A Synthetic Material to Simulate Soft Rocks and Its Applications for Model Studies of Socketed Piles

1School of Civil Engineering, Wuhan University, Wuhan 430072, China
2China Railway 11th Bureau Group City Rail Engineering Co., Ltd., Wuhan 430000, China
3POWERCHINA Hubei Electric Engineering Corporation, Wuhan 430040, China
4Northwest Research Institute Co., Ltd., China Railway Engineering Corporation, Lanzhou 730000, China
5State Grid Hubei Electric Power Company, Wuhan 430077, China

Correspondence should be addressed to Xudong Fu

Received 9 March 2017; Revised 11 July 2017; Accepted 7 August 2017; Published 5 December 2017

Academic Editor: Andrey E. Miroshnichenko

Copyright © 2017 Can Mei et al.
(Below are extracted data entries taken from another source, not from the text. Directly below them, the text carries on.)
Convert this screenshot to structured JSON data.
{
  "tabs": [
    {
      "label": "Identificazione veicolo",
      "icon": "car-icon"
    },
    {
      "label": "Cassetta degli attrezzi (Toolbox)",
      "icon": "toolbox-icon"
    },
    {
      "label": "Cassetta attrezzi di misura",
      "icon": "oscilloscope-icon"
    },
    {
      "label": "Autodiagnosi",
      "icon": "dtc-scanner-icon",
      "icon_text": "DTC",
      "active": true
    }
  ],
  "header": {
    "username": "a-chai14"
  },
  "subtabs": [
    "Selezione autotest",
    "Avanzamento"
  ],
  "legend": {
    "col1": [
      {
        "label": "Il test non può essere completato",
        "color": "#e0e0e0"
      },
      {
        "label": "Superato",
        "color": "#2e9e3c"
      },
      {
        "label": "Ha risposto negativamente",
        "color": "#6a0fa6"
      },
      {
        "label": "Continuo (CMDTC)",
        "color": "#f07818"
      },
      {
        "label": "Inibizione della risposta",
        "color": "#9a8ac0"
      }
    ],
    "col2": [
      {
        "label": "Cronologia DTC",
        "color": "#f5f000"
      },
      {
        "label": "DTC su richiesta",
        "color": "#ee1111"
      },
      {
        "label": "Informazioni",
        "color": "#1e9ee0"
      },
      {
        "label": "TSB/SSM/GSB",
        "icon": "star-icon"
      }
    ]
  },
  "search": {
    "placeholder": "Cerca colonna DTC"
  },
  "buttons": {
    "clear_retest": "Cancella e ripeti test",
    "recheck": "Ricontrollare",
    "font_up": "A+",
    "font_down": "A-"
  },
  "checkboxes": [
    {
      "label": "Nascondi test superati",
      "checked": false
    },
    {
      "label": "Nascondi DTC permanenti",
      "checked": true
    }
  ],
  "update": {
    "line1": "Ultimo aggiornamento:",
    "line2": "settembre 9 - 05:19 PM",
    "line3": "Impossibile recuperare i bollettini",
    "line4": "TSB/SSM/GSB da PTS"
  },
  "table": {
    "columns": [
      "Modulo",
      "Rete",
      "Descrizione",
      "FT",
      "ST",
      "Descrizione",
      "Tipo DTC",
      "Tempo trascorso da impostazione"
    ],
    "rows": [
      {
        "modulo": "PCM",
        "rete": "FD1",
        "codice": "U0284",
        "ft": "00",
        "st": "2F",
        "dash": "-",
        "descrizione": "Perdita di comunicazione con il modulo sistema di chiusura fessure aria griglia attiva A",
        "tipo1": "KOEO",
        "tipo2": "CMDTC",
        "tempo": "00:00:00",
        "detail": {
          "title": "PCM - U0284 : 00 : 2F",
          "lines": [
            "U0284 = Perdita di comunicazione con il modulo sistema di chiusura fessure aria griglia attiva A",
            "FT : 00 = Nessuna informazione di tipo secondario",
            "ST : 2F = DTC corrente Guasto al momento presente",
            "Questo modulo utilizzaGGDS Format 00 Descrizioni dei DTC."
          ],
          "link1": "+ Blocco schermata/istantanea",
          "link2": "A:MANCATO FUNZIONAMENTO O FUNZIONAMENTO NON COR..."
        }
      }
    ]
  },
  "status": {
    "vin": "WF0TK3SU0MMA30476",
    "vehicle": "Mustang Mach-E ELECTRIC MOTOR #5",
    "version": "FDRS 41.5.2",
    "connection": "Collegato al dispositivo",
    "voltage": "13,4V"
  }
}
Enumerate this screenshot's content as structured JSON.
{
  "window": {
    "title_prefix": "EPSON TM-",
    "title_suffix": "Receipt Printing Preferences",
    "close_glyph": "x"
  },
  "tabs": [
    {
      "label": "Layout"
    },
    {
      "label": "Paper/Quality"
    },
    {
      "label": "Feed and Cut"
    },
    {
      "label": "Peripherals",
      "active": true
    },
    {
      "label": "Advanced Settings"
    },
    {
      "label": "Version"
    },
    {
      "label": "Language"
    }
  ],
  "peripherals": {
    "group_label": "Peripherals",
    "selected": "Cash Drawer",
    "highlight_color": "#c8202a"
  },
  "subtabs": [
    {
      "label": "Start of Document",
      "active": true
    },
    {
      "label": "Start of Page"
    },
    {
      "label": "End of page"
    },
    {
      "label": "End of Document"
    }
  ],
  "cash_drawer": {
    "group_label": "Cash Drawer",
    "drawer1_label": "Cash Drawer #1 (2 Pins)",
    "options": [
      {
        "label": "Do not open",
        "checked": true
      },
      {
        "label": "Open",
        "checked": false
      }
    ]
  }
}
This is an open access article distributed under the Creative Commons Attribution License, which permits unrestricted use, distribution, and reproduction in any medium, provided the original work is properly cited.
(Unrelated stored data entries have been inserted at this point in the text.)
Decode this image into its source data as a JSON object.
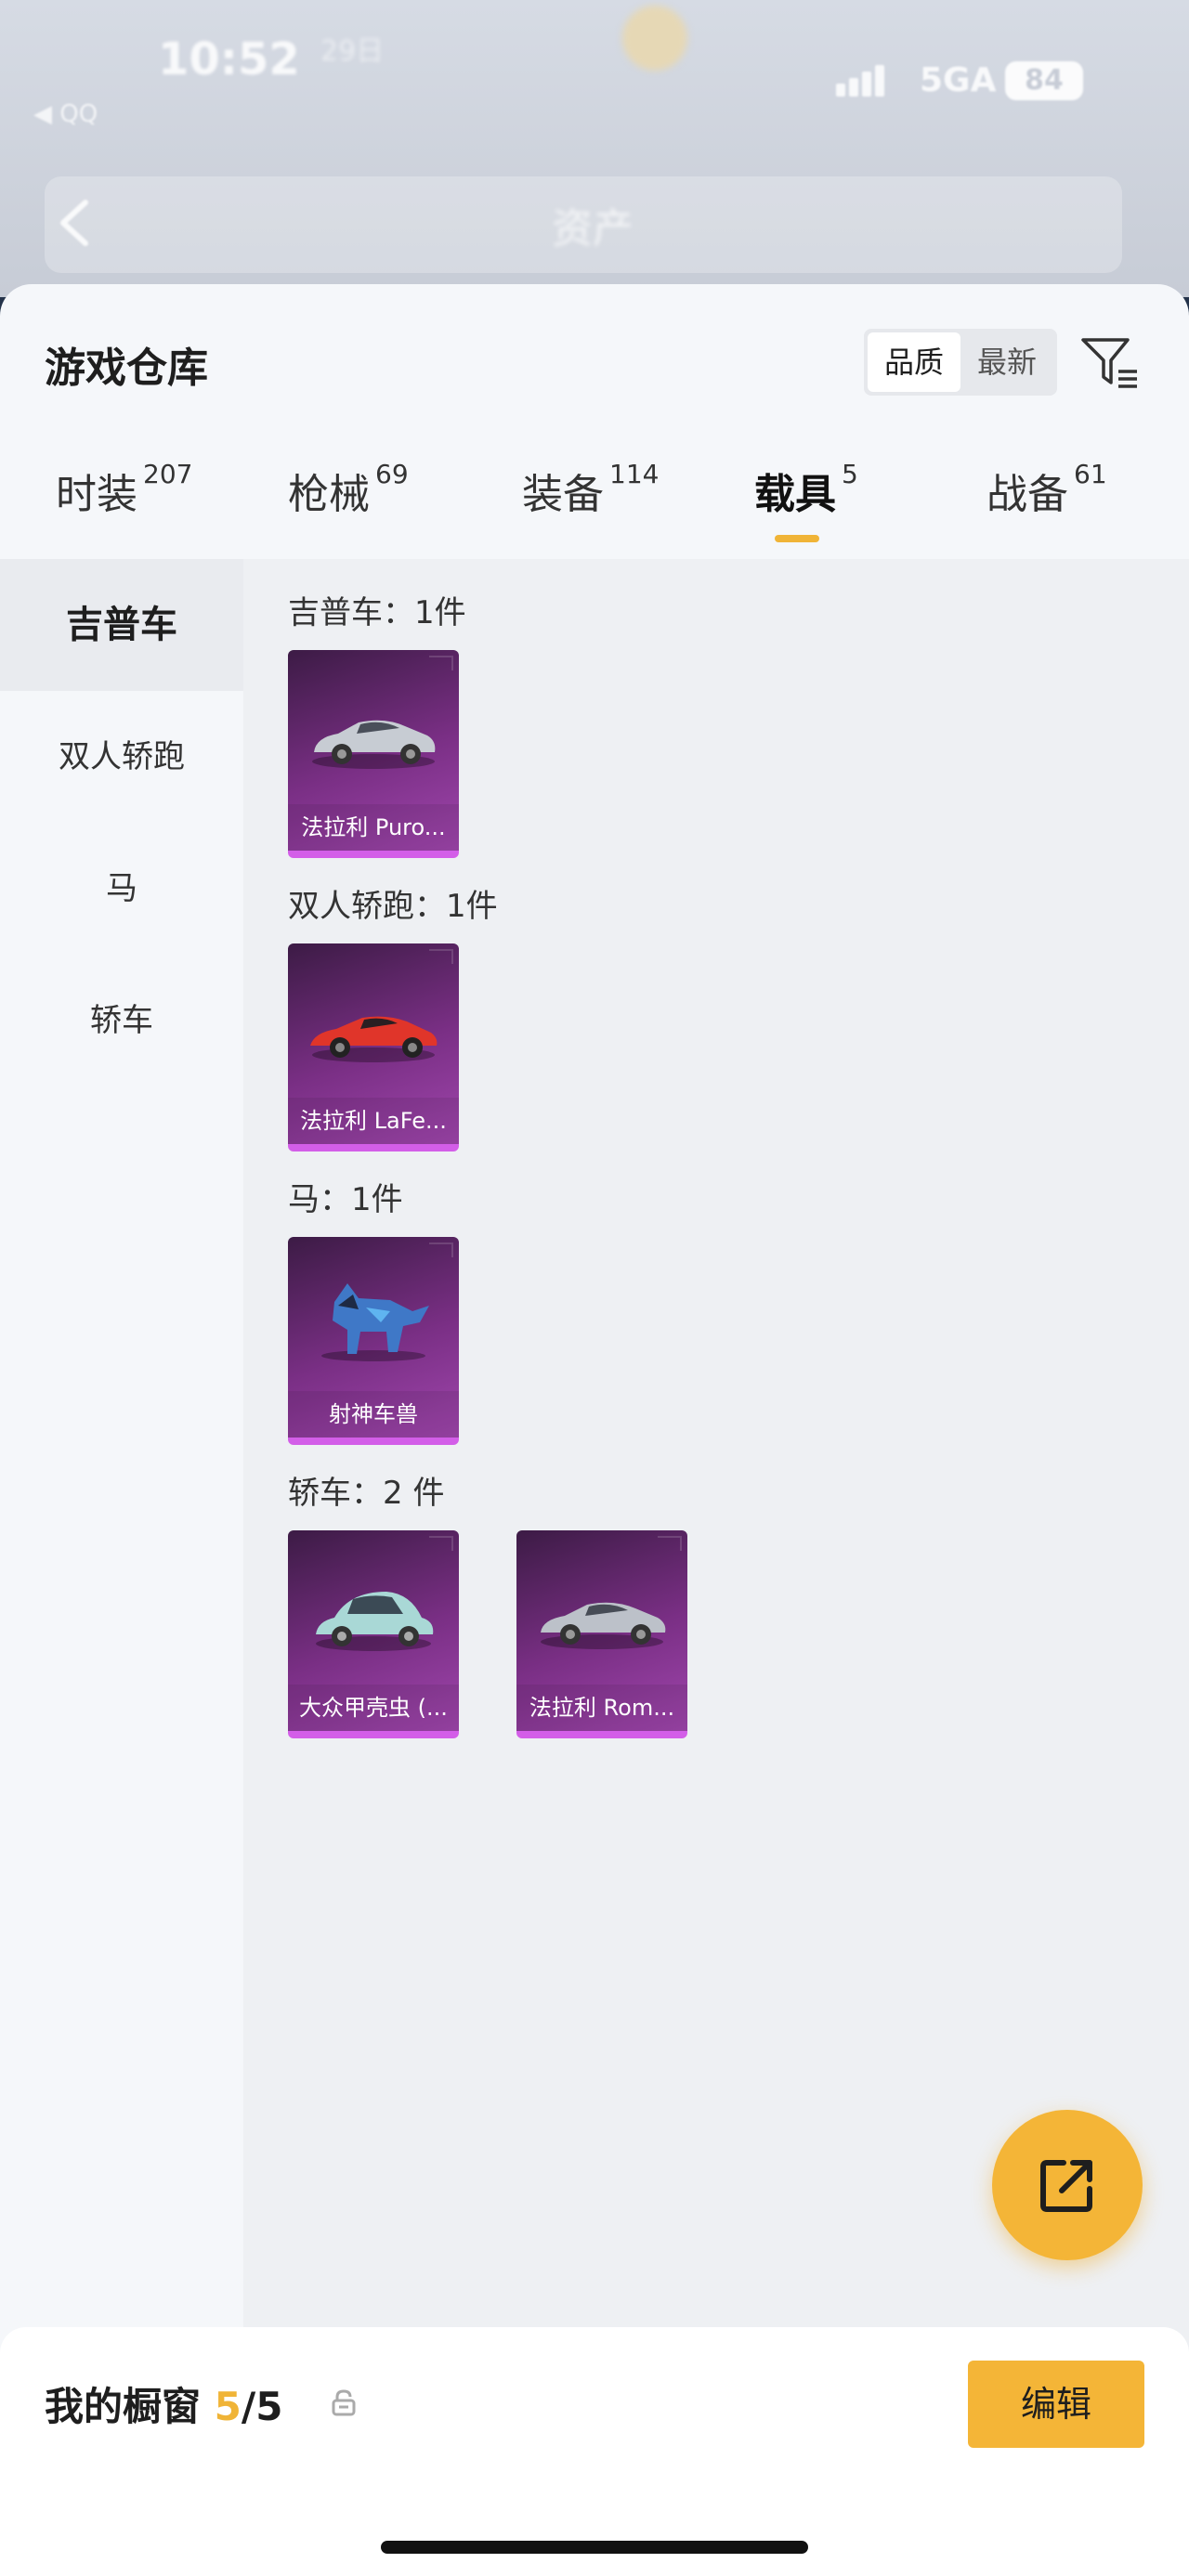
{
  "status_bar": {
    "time": "10:52",
    "date": "29日",
    "network": "5GA",
    "battery": "84"
  },
  "back_app": "◀ QQ",
  "nav": {
    "title": "资产"
  },
  "warehouse": {
    "title": "游戏仓库",
    "sort_options": [
      "品质",
      "最新"
    ],
    "active_sort": "品质"
  },
  "tabs": [
    {
      "label": "时装",
      "count": "207"
    },
    {
      "label": "枪械",
      "count": "69"
    },
    {
      "label": "装备",
      "count": "114"
    },
    {
      "label": "载具",
      "count": "5"
    },
    {
      "label": "战备",
      "count": "61"
    }
  ],
  "active_tab": "载具",
  "categories": [
    "吉普车",
    "双人轿跑",
    "马",
    "轿车"
  ],
  "active_category": "吉普车",
  "groups": [
    {
      "header": "吉普车：1件",
      "items": [
        {
          "name": "法拉利 Puro...",
          "icon": "silver-sports-car"
        }
      ]
    },
    {
      "header": "双人轿跑：1件",
      "items": [
        {
          "name": "法拉利 LaFe...",
          "icon": "red-supercar"
        }
      ]
    },
    {
      "header": "马：1件",
      "items": [
        {
          "name": "射神车兽",
          "icon": "blue-beast-mount"
        }
      ]
    },
    {
      "header": "轿车：2 件",
      "items": [
        {
          "name": "大众甲壳虫 (...",
          "icon": "mint-beetle-car"
        },
        {
          "name": "法拉利 Rom...",
          "icon": "silver-coupe-car"
        }
      ]
    }
  ],
  "card_colors": {
    "background": "#7a2f85",
    "accent": "#d35ee8"
  },
  "share_button": {
    "icon": "share-external-icon",
    "color": "#f4b537"
  },
  "showcase": {
    "label": "我的橱窗",
    "count": "5",
    "total": "/5"
  },
  "edit_label": "编辑"
}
A detailed manufacturing procedure of a synthetic soft rock is presented, as well as its applications on the laboratory experiments of socketed piles. With the homogeneity and isotropy of the simulated soft rock, the influence of different variables on the bearing performance could be investigated independently. The constituents, cement, gypsum powder, river sand, concrete-hardening accelerator, and water, were mixed to form the specimens. Both uniaxial and triaxial compressive tests were conducted to investigate the stress-strain behavior of the simulated soft rock. Additionally, the simulated soft rock specimens were used in model pile tests and simple shear tests of the pile-rock interface. Results of the simulated soft rock in both the uniaxial and triaxial compressive tests are consistent with those of natural soft rocks. The concrete-hardening accelerator added to the mixtures improves the efficiency in laboratory investigations of soft rock specimens with a curing time of 7 days. The similarities between the laboratory tests and the field observations provide convincing evidence to support its suitability in modeling the behavior of soft rocks.